Robert Reidy Cullinane, who lived most of his life in Princeton, N.J. and Washington, D.C., died in Princeton on Nov. 11, 2019, at the age of 71.
Born in Washington, D.C. in 1948, Mr. Cullinane was the fifth and youngest son of Leo P. and Lucia Cullinane. A celebrated journalist, Leo Cullinane served as a correspondent for the New York Herald Tribune from the late 1920’s to the 1950’s. For many years before and after World War II, he covered the White House and got to know Franklin Delano Roosevelt in the New Deal era. During the war, when he served as a correspondent in the South Pacific, he wrote portraits of some of the country's top military leaders, including General Douglas MacArthur and Admirals Chester W. Nimitz and William F. Halsey.
Through his father, Robert Cullinane met several historical figures, including Edith Bolling Galt Wilson, better known as Mrs. Woodrow Wilson. Impressed by young Robert’s extraordinary knowledge of the late President of Princeton, Governor of New Jersey, Nobel Peace Prize Winner, and 28th President of the United States, Edith Wilson invited him to visit her almost weekly at the Wilson house on S Street in Washington. The president’s widow had a guiding influence on his life and bequeathed to him a number of the president’s personal possessions. Moreover, Mrs. Wilson steered the young Mr. Cullinane to Princeton University, where he became a member of the Class of 1970.
Thirty years after graduating from Princeton, Mr. Cullinane returned to the University and spent the last two decades there as a writer working in institutional development and stewardship. Part of his job under the auspices of the Office of the Recording Secretary was to write inscriptions in English, Latin, Irish, and other languages. Carved in limestone, granite, bronze, and brass, they are scattered across the campus—in the Chapel, courtyards, plazas, and dormitories.

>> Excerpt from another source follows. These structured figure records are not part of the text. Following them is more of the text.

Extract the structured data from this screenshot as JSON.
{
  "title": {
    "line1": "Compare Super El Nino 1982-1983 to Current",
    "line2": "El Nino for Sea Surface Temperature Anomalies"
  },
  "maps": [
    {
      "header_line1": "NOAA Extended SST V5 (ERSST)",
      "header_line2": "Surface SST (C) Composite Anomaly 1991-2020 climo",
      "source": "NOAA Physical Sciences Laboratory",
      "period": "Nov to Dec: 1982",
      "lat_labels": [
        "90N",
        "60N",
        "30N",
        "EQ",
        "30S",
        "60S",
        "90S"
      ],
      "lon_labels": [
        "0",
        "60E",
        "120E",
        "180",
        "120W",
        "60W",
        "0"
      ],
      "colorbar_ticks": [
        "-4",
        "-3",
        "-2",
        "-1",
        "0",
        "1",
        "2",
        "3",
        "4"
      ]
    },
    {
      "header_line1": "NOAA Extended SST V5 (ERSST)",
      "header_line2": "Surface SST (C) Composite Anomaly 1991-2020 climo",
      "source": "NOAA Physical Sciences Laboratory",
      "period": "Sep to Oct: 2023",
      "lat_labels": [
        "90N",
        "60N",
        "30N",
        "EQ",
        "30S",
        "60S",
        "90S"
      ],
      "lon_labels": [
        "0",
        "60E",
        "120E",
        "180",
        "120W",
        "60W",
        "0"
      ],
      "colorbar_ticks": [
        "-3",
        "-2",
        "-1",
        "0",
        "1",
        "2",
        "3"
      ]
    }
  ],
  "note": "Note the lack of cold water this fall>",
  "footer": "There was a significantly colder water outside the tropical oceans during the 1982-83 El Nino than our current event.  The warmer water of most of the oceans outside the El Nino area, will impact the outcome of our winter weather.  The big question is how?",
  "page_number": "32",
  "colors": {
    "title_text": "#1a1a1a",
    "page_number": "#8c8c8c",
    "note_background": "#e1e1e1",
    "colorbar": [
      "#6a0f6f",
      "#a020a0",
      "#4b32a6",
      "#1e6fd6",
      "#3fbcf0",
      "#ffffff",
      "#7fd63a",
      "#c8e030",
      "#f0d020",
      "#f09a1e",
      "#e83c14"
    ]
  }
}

Before returning to Princeton as an employee, Mr. Cullinane earned an M.A. in History at the University of Virginia. He then worked for Benjamin Read, first director of the Woodrow Wilson International Center for Scholars. Among other assignments, he researched the writings of Woodrow Wilson for inscriptions appropriate for the prospective new headquarters of the center near the National Archives in Washington. In addition, he was employed by the National Trust for Historic Preservation, the Smithsonian, and for James Billington, the Librarian of Congress and a former professor of history at Princeton. At the time of his death, Mr. Cullinane was an associate trustee of the Woodrow Wilson Presidential Library.
Mr. Cullinane is survived by four brothers—Leo Patrick Cullinane, Jr., of Washington, D.C; Anthony J. and Eugene J. Cullinane of Chevy Chase, MD; and Michael T. Cullinane of Harpers Ferry, VA.—as well as by several nieces and nephews. He will be buried in Princeton Cemetery.
George L. Bustin, co-president of the Class of 1970 and a Princeton-area resident, described Robert Cullinane as “exceptionally esteemed by his friends and classmates.” Three of his closest friends and classmates were with him as he died peacefully within the sound of the bell in Nassau Hall on Veterans Day or Armistice Day—a day of profound significance to his lifelong hero, Woodrow Wilson, a member of the Princeton Class of 1879.
Memorial Contributions may be made to Princeton Hospice.
A Memorial Service will be scheduled for the Spring.